Chapter 4 Units of measurement

4.1 Note about units

You’ll find various units of volume in this book. My first serious interest in this topic began at Keya GC in Fukuoka in 2013. At that time, I was thinking, and writing about clipping volume, in terms of liters per green.

That’s fine for a single location; if one knows the green sizes and what a normal or target clippin volume is for a particular green, then that is the easiest way to think about it. In fact, I still think about it this way today, but I don’t communicate it that way anymore. That’s because there are different green sizes, or fairway sizes, or portions of a sports field, or lawn sizes, or whatever one is measuring. For communication about clipping volume to people at another property, or to estimate a dry harvest yield, it is necessary to express the volume in terms of area.

In Japan it is common to express this in terms of liters collected per 100 m2 (L/100 m2).5 This measure works great for monthly totals. It would be common to have a monthly clipping volume from putting greens of 30 to 120 L/100 m2.

For daily clipping volume, however, one ends up using a lot of decimal points when expressing in these units. When I wrote a report about this in 2017, this chart reproduced in Appendix A shows a median clipping volume of 1.2 L/100 m2 and 50% of the measurements in a range from 0.67 to 2.2 L/100 m2. It’s not ideal to try to express the clipping volume and be using so many decimal points. It may be 1.2 today, 0.9 tomorrow, 0.8 the next day, skip a day of mowing because of rain, and then get 1.7.

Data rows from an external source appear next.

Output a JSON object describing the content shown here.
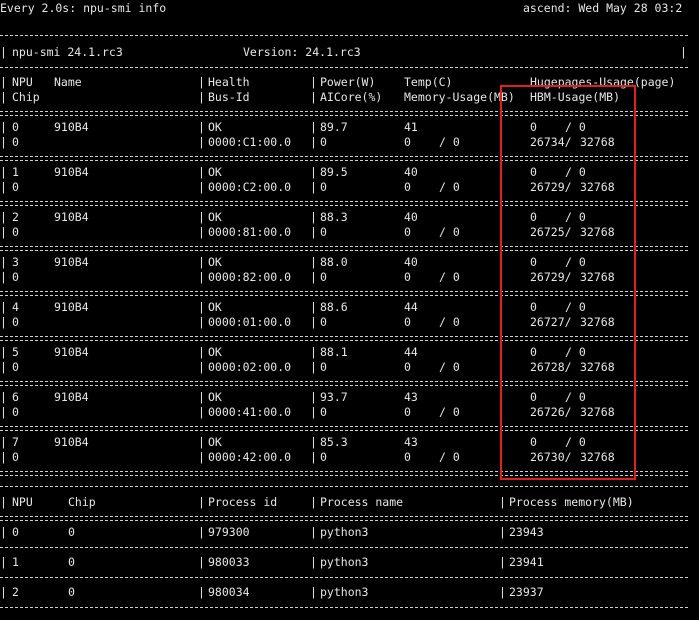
{
  "header": {
    "command": "Every 2.0s: npu-smi info",
    "host_time": "ascend: Wed May 28 03:2"
  },
  "info": {
    "tool": "npu-smi 24.1.rc3",
    "version": "Version: 24.1.rc3"
  },
  "columns": {
    "c1a": "NPU",
    "c1b": "Chip",
    "c2a": "Name",
    "c3a": "Health",
    "c3b": "Bus-Id",
    "c4a": "Power(W)",
    "c4b": "AICore(%)",
    "c5a": "Temp(C)",
    "c5b": "Memory-Usage(MB)",
    "c6a": "Hugepages-Usage(page)",
    "c6b": "HBM-Usage(MB)"
  },
  "devices": [
    {
      "npu": "0",
      "name": "910B4",
      "health": "OK",
      "power": "89.7",
      "temp": "41",
      "hp_used": "0",
      "hp_total": "/ 0",
      "chip": "0",
      "bus": "0000:C1:00.0",
      "aicore": "0",
      "mem_used": "0",
      "mem_total": "/ 0",
      "hbm_used": "26734/",
      "hbm_total": "32768"
    },
    {
      "npu": "1",
      "name": "910B4",
      "health": "OK",
      "power": "89.5",
      "temp": "40",
      "hp_used": "0",
      "hp_total": "/ 0",
      "chip": "0",
      "bus": "0000:C2:00.0",
      "aicore": "0",
      "mem_used": "0",
      "mem_total": "/ 0",
      "hbm_used": "26729/",
      "hbm_total": "32768"
    },
    {
      "npu": "2",
      "name": "910B4",
      "health": "OK",
      "power": "88.3",
      "temp": "40",
      "hp_used": "0",
      "hp_total": "/ 0",
      "chip": "0",
      "bus": "0000:81:00.0",
      "aicore": "0",
      "mem_used": "0",
      "mem_total": "/ 0",
      "hbm_used": "26725/",
      "hbm_total": "32768"
    },
    {
      "npu": "3",
      "name": "910B4",
      "health": "OK",
      "power": "88.0",
      "temp": "40",
      "hp_used": "0",
      "hp_total": "/ 0",
      "chip": "0",
      "bus": "0000:82:00.0",
      "aicore": "0",
      "mem_used": "0",
      "mem_total": "/ 0",
      "hbm_used": "26729/",
      "hbm_total": "32768"
    },
    {
      "npu": "4",
      "name": "910B4",
      "health": "OK",
      "power": "88.6",
      "temp": "44",
      "hp_used": "0",
      "hp_total": "/ 0",
      "chip": "0",
      "bus": "0000:01:00.0",
      "aicore": "0",
      "mem_used": "0",
      "mem_total": "/ 0",
      "hbm_used": "26727/",
      "hbm_total": "32768"
    },
    {
      "npu": "5",
      "name": "910B4",
      "health": "OK",
      "power": "88.1",
      "temp": "44",
      "hp_used": "0",
      "hp_total": "/ 0",
      "chip": "0",
      "bus": "0000:02:00.0",
      "aicore": "0",
      "mem_used": "0",
      "mem_total": "/ 0",
      "hbm_used": "26728/",
      "hbm_total": "32768"
    },
    {
      "npu": "6",
      "name": "910B4",
      "health": "OK",
      "power": "93.7",
      "temp": "43",
      "hp_used": "0",
      "hp_total": "/ 0",
      "chip": "0",
      "bus": "0000:41:00.0",
      "aicore": "0",
      "mem_used": "0",
      "mem_total": "/ 0",
      "hbm_used": "26726/",
      "hbm_total": "32768"
    },
    {
      "npu": "7",
      "name": "910B4",
      "health": "OK",
      "power": "85.3",
      "temp": "43",
      "hp_used": "0",
      "hp_total": "/ 0",
      "chip": "0",
      "bus": "0000:42:00.0",
      "aicore": "0",
      "mem_used": "0",
      "mem_total": "/ 0",
      "hbm_used": "26730/",
      "hbm_total": "32768"
    }
  ],
  "proc_columns": {
    "npu": "NPU",
    "chip": "Chip",
    "pid": "Process id",
    "pname": "Process name",
    "pmem": "Process memory(MB)"
  },
  "processes": [
    {
      "npu": "0",
      "chip": "0",
      "pid": "979300",
      "pname": "python3",
      "pmem": "23943"
    },
    {
      "npu": "1",
      "chip": "0",
      "pid": "980033",
      "pname": "python3",
      "pmem": "23941"
    },
    {
      "npu": "2",
      "chip": "0",
      "pid": "980034",
      "pname": "python3",
      "pmem": "23937"
    }
  ],
  "highlight_color": "#e02020"
}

This past winter I started expressing daily totals in units of mL/m2 which I much prefer, as explained in the next section.

And as for this book? Well, it is a work in progress. I’m going to convert all the units and charts to the units I’m using now. But for now, I’m publishing what I have.

4.2 Something new6

First, the new. I am going to start using a standard unit of mL/m2 to express the clipping volume. This is milliliters per square meter. I have previously used units of L/100 m2. This is an easy change to make. 1 L/100 m2 is 10 mL/m2.

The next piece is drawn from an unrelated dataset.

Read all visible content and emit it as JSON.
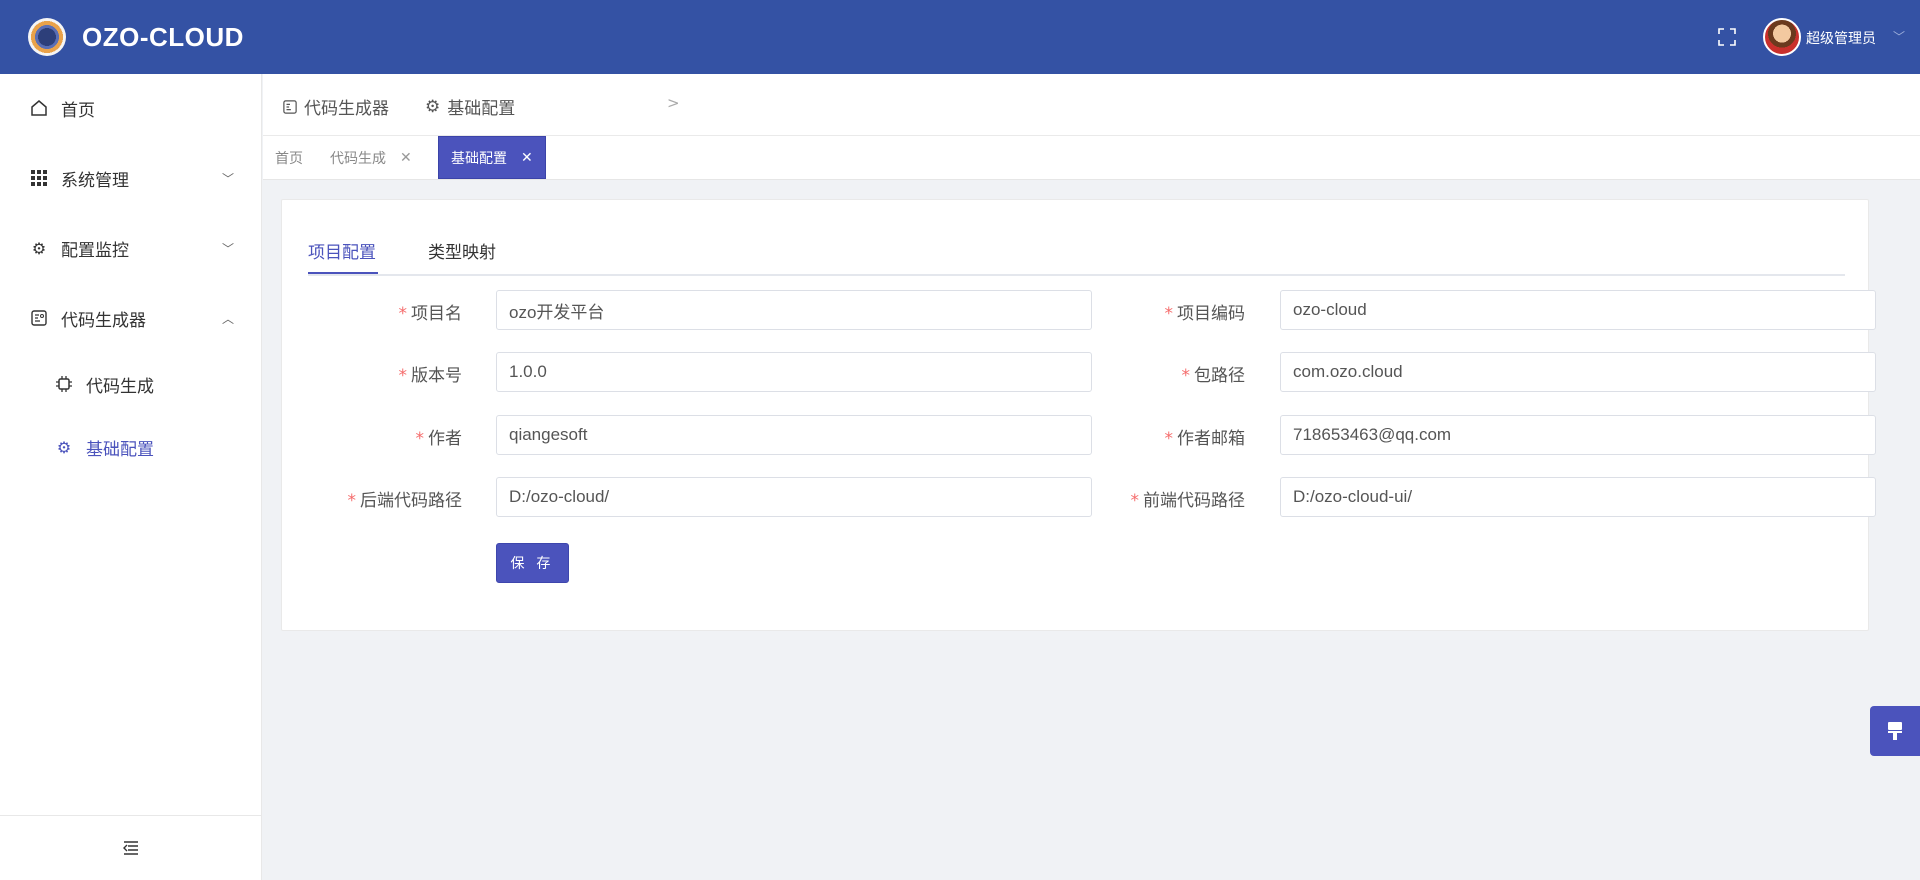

Why the change? Because this gives a number for almost all measurements that will be between 0 and 100. Vigorously growing turf may be from 20 to 50 mL/m2. Haven’t mown for a few days? You may get more than 50 mL/m2. Under tournament conditions, one might have less than 10 mL/m2 from a double cut of the surfaces. Using a unit on a scale from 0 to 100 is easier because it avoids decimal points. And it expresses the volume per square meter, which is the base area unit I prefer.

When I was in graduate school, I read a paper (Monteith 1984) by John Monteith (—you’ll recognize that name from the “Penman-Monteith” equation for evapotranspiration—entitled Consistency and convenience in the choice of units for agricultural science. Here’s his advice:

“How should an appropriate multiple or sub-multiple of a unit be chosen? When repeated measurements of a quantity are to be reported, it is worth looking carefully for a unit which will avoid the frequent quotation of unnecessary zeros or decimal points. For example, the mean weight of a cereal grain should obviously be reported as 38.2 mg rather than 0.0382 g or 38200 μg. In general, when a quantity is quoted to two or more significant figures, the choice of unit should preferably allow its numerical component to fall between 1 and 100; but when only one significant figure is available, it should normally lie between 1 and 10.”

I try to work with units that fall in that range, and I intend to start doing so in my discussion of clipping volume.


Monteith, J.L. 1984. “Consistency and Convenience in the Choice of Units for Agricultural Science.” Experimental Agriculture 20: 105–17.

  1. The unit of L/100 m2 is roughly equivalent to quarts/1000 ft2.

  2. This is from a blog post in March 2018 (, in which I explained that I would start expressing clipping volume in units of mL/m2 rather than the unit of L/100 m2 that I had used previously.